Go Through the Hard

Hi Friend

It’s been an odd week. Things you’d think would generate a positive sensation have produced the opposite. Stuff you’d imagine would be unwanted, is welcomed. In between both are the common realities generating expected results. Did I mention, I’m in the final week of wedding planning?

It’s been a bit of a tense whirlwind. Enough unexpected challenges that I stopped by my favorite counselor’s office to chat for a bit. He had a great reference about Willy Wonka and the Chocolate Factory: how ludicrous, pressurized and intense it was right up until the point of Charlie getting the keys to the factory.

I could tell it was not his first time using this analogy. The grandiose nature of two lives merging, for a second attempt, with lots of life to mesh together is genuinely difficult. However, the idea of my soon-to-be wife represented as a glorious, magical chocolate factory and all its wonderment, seemed spot on!

I do feel like Charlie. Despite the unexpected twists and turns of the last couple of weeks, I’m completely in awe and giddy with delight that next week at this time I’ll be waking up married to such an incredible, unique woman who surpasses all of my imaginations. #ChocolateGirl

IT’S SUPPOSED TO BE HARD

My faith is based on a collection of writings, written over generations and millennia, assembled by a wild process of flawed humans, which incredibly, offers me the most relevant guidance for my life today. Besides the Hero of the story, the other constant throughout the text is that the Will of the Creator is inherently hard.

If it’s easy, it’s not Him, or our best. The irony is that people use this Holy Book to point to a vision, purpose or aspirational goal for our lives, when actually, embedded in every story recorded, is that the premium value is placed on the process. What the difficulty reveals or produces IS the objective.

I reference this because marriage is designed to be the ultimate sanctifying process.

SURRENDER

The journey that’s led us to this wedding day, has been one of practicing surrendering. In my previous marriage and relationship I did not. I regret that.

The opportunity to maintain our voice, while being selfless, is a tricky maze of humility. It’s a useful discipline for all of our relationships and life scenarios. Surrender feels like a relinquishing of autonomy, when really it is position of strength when endowed with thick trust.

Our society and ego values control, acquiring and consumption. Our souls however, require letting go. Therein lies the rub within us and our relationships. We resist what’s best for us while attempting to achieve it by any other means. :/

Instigating Ideas…

1. Watch the original Willy Wonka.

2. Consider where you might attempt greater selflessness.

3. Encourage someone who is going through a difficult experience.

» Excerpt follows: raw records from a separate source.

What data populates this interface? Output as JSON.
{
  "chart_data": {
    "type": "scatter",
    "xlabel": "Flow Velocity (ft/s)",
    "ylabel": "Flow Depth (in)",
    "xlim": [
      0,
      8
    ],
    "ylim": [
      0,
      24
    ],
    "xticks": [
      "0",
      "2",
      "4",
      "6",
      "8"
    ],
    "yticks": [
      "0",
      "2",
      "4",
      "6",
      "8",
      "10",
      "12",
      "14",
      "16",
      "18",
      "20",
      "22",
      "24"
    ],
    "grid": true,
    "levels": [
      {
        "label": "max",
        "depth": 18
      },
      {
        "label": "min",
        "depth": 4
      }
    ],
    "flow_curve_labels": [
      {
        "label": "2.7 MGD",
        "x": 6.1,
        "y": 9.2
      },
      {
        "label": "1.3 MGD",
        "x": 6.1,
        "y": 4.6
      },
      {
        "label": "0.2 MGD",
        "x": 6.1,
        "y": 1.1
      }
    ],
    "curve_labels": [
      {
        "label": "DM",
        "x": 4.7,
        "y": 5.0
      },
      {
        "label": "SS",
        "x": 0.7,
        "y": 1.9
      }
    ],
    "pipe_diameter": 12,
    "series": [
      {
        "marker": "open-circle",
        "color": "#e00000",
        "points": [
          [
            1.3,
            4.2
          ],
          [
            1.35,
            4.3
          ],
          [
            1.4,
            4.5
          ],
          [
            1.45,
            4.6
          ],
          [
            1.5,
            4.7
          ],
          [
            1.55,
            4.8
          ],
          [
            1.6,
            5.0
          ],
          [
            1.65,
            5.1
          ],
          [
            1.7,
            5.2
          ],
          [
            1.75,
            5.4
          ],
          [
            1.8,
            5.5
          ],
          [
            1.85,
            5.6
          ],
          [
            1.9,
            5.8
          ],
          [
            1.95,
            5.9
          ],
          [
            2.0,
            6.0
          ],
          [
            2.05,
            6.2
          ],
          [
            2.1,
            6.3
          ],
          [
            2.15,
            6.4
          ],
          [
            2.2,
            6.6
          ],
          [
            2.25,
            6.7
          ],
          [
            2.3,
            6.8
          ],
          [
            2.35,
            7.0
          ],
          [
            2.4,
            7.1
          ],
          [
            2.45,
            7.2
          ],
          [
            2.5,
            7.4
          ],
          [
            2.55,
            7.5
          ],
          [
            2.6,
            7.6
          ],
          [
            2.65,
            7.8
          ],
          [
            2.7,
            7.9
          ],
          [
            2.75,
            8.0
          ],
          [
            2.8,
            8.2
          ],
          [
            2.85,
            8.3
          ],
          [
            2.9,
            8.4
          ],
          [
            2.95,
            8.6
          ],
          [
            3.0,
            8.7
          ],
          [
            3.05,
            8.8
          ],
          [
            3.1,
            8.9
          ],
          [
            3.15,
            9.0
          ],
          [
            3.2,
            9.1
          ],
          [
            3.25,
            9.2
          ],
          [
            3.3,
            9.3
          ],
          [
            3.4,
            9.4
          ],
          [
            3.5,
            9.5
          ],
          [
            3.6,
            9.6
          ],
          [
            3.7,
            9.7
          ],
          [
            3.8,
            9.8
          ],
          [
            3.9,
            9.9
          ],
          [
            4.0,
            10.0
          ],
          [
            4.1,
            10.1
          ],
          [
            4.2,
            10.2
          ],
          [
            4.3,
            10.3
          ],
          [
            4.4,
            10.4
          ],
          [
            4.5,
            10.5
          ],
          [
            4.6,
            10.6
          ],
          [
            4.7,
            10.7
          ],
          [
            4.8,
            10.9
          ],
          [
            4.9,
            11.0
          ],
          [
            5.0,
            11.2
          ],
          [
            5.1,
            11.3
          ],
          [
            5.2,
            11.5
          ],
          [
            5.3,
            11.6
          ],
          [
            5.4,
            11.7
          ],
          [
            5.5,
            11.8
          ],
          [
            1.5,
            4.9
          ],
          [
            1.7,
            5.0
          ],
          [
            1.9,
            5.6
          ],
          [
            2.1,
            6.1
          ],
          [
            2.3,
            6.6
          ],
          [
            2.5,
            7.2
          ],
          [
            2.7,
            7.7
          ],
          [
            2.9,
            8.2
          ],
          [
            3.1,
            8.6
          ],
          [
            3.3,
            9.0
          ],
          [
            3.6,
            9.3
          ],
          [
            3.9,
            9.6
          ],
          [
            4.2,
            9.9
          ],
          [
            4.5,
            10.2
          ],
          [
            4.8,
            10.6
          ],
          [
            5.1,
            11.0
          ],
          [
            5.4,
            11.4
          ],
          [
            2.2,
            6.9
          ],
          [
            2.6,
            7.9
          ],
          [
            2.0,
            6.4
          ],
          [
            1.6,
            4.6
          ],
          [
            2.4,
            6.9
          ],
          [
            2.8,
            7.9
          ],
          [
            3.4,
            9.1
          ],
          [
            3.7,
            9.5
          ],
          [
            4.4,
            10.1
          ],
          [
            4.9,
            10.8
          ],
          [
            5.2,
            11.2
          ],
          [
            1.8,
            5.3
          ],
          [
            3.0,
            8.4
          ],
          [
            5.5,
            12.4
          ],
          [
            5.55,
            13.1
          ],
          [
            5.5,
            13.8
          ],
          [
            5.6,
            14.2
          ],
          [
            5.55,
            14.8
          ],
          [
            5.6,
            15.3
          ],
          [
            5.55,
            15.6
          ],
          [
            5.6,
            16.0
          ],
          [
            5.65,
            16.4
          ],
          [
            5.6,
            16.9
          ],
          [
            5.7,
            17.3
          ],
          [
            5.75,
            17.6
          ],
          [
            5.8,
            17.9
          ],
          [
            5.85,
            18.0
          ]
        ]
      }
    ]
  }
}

Hard tends to hurt. That’s why when we’re in the midst of pain do we rarely want to prolong it. Yet shortcutting the process only produces greater agony with worse consequences. I suspect like me, you’ve proven that one a few times.

GO THROUGH

The Guthrie house saga has concluded (mostly). I closed on it and lost almost as much money as I had originally planned on spending. I spent close to 3x my initial commitment. It completely defeated and deflated me. Mostly because it was self-inflicted by my own ignorance and poor choices.

I was devastated and weirdly felt lifeless which is a strange sensation. I had to consciously choose to keep going. That’s how Charlie gets the key. We can’t let the Oompa Loompas distract us or camp out in the valley of the shadow.

I hope this week you go through the hard. Don’t stop to complain. Lean into the hard conversation or situation. Then continue on, so the gift from the process appears sooner.